Historique : le Parlement suisse, qui a été lʼun des derniers pays à accorder le droit de vote aux femmes, a élu un gouvernement à majorité féminine : 4 femmes sur les 7 membres du Conseil fédéral.
PAR MARC SCHINDLER
La nouvelle élue, Simonetta Sommaruga, est une socialiste convaincue, sénatrice influente et ancienne défenseur des consommateurs. Elle remplace un ministre à bout de souffle, qui a siégé 16 ans au gouvernement. Avec la ministre des Affaires étrangères, les socialistes ont un duo de choc au gouvernement fédéral.
Le nouvel élu, Johann Schneider-Ammann, est patron dʼune entreprise spécialisée dans les machines de chantier et la construction. Il est aussi vice-président dʼeconomiesuissse, lʼéquivalent helvétique du Medef. Un poids lourd de lʼéconomie, dont la fortune est estimée à 450 millions dʼeuros. Il occupera le siège libéral-radical (centre droit) dʼun ancien ministre des Finances, malade, dépassé par les événements et poussé à la démission par son parti.
Que de chemin parcouru pour les femmes, en Suisse, depuis quarante ans ! Les électeurs leur ont accordé le droit de vote aux élections fédérales, en 1971. Mais, dans lʼirréductible démocratie montagnarde du demi-canton dʼAppenzell Rhodes Intérieures, il a fallu attendre le 27 novembre 1990 pour que la Landsgemeinde (lʼassemblée populaire) vote à mains levées, sous la pression des féministes qui avaient porté plainte au Tribunal fédéral.
Lʼimage a fait le tour du monde : le landamann (président) demande aux milliers dʼélecteurs réunis sur le Ring (la place de lʼassemblée), tous porteurs de lʼépée traditionnelle, de lever la main sʼils acceptent de donner le droit de vote aux femmes. Une forêt de mains pour. Qui est contre ? Une forêt aussi dense. A Appenzell, selon la tradition millénaire, on ne compte pas les voix, on les estime. Impossible de trancher. Après une brève concertation, le landamann proclame que les femmes auront le droit de vote.
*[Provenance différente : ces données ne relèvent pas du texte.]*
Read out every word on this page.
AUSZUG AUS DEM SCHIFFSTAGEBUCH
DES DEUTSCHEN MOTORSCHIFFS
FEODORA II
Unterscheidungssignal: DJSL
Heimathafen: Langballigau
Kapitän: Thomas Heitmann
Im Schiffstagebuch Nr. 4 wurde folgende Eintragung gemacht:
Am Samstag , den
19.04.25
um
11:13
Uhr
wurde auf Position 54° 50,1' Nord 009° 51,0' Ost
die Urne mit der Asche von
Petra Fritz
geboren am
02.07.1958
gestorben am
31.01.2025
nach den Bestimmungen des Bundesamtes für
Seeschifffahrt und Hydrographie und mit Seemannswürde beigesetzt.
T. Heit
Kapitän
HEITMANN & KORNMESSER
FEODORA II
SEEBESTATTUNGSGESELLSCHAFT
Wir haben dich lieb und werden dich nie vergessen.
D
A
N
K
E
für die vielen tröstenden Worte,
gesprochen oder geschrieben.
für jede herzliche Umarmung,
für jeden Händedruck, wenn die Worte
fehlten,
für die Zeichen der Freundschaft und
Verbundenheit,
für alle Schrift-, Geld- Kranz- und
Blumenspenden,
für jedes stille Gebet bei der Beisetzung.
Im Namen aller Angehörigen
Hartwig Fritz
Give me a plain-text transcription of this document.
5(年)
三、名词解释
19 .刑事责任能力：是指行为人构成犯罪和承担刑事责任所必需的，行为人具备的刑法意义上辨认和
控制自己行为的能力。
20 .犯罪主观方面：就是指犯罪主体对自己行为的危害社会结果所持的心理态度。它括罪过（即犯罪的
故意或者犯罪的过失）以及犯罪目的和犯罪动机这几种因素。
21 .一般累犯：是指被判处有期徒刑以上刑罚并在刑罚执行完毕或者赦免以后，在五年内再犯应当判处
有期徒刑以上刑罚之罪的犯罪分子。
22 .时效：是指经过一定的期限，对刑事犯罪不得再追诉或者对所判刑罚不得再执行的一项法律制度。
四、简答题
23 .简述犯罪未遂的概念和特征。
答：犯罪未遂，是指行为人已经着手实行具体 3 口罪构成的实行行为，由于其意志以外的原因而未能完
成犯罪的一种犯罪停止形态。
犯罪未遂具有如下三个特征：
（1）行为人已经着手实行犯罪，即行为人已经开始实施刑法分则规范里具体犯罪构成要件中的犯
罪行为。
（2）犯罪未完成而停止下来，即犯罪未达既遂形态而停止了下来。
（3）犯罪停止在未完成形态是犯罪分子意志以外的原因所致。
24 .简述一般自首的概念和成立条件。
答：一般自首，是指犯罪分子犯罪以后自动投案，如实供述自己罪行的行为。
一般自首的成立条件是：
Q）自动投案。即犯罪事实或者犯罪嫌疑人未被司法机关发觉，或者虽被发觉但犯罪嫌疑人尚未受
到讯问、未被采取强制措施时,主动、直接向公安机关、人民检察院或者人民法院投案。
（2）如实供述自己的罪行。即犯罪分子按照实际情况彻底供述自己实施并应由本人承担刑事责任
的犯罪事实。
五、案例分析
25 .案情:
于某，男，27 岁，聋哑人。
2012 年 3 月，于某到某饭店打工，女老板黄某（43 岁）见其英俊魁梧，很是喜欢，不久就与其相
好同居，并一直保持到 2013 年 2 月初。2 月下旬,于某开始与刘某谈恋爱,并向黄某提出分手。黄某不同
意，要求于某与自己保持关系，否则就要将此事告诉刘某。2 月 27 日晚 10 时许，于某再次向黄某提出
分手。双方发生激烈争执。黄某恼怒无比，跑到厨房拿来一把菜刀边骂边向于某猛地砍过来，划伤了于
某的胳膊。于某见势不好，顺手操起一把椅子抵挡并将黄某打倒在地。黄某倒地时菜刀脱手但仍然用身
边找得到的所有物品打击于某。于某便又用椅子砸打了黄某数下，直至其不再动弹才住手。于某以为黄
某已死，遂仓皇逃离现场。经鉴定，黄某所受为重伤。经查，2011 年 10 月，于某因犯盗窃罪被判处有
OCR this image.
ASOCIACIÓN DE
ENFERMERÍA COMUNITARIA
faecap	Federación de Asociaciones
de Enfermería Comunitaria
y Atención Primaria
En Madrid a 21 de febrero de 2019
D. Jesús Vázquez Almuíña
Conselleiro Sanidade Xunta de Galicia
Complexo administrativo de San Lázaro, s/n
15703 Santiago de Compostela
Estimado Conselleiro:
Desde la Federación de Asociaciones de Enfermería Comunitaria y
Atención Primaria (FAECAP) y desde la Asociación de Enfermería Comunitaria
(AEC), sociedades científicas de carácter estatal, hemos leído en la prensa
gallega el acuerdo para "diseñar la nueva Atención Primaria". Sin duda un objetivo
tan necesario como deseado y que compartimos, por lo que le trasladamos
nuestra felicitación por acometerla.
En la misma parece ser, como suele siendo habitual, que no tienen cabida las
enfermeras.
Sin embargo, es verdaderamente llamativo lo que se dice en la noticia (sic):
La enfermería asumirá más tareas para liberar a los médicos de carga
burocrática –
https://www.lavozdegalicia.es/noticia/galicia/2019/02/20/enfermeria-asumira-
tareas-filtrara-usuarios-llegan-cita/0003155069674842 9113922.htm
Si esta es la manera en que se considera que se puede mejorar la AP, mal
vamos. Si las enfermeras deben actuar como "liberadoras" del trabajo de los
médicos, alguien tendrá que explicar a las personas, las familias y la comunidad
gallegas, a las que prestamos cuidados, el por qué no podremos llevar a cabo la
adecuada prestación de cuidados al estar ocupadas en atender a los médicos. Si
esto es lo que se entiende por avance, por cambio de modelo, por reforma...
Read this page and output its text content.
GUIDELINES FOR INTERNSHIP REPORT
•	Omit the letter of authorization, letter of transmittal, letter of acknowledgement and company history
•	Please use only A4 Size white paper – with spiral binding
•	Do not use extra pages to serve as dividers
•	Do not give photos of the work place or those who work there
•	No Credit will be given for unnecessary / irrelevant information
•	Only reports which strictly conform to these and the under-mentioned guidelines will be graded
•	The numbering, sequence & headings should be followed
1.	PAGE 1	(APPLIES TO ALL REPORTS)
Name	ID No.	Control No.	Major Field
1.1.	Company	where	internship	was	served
La guerre des sexes mettra encore un an à se calmer. Quelques années plus tôt, le landamann Raymond Broger, lʼhomme fort du canton, mʼavait expliqué pourquoi. Il était à la fois président du gouvernement, du Parlement et du Tribunal cantonal. Un roi réélu à mains levées depuis 20 ans. Vous comprenez, mʼexpliquait Broger, les femmes ne sʼintéressent pas à la politique. Leur domaine, cʼest la maison. Et, de toute façon, il nʼy aurait pas assez de place sur le Ring pour les électrices ! Mais un gouvernement à majorité féminine ne suffira pas à résoudre les problèmes de la Suisse.
Traditionnellement, selon des règles non écrites, le gouvernement fédéral est une coalition de sept membres, élus par le Parlement et censée représenter lʼéquilibre des partis. Cʼest ce que les Suisses appellent la concordance. Le système, appelé “formule magique” depuis 1959, nʼa pas trop mal fonctionné pendant un demi-siècle. Par mer calme, tous les marins tiraient à la même corde.
Par gros temps, ça sʼest gâté. Lʼentrée tonitruante au gouvernement, en 2003, de Christoph Blocher, le millionnaire leader de lʼUDC (un parti nationaliste, anti-européen et ouvertement xénophobe) a bousculé le jeu. Son éviction, quelques années plus tard, a “ouvert la boîte de Pandore. Chaque parti se sent désormais libre dʼutiliser la moindre élection partielle pour tenter de modifier la composition du gouvernement. Avec quel argument? Simplement en proposant sa propre interprétation de la formule arithmétique”, explique le quotidien “Le Temps”.
En Suisse, les partis de la coalition entendent contrôler celles et ceux quʼils ont élus au gouvernement. Il nʼy a pas de programme gouvernemental et le président, élu chaque année, nʼa quʼune fonction représentative. La Suisse ne connaît pas le modèle majorité- opposition. Cʼest la démocratie directe qui joue le rôle de “contrôleurs des équilibres”, rappelle “Le Temps”. En clair, comment gouverner quand les partis et les groupes dʼintérêt ont en main lʼarme redoutable du referendum pour sʼopposer à une loi votée par le Parlement ? Il faudra aux quatre femmes du gouvernement et à leurs trois collègues masculins beaucoup dʼintelligence politique et beaucoup de sens de lʼEtat pour retrouver une cohésion, avant les élections fédérales de lʼautomne 2011.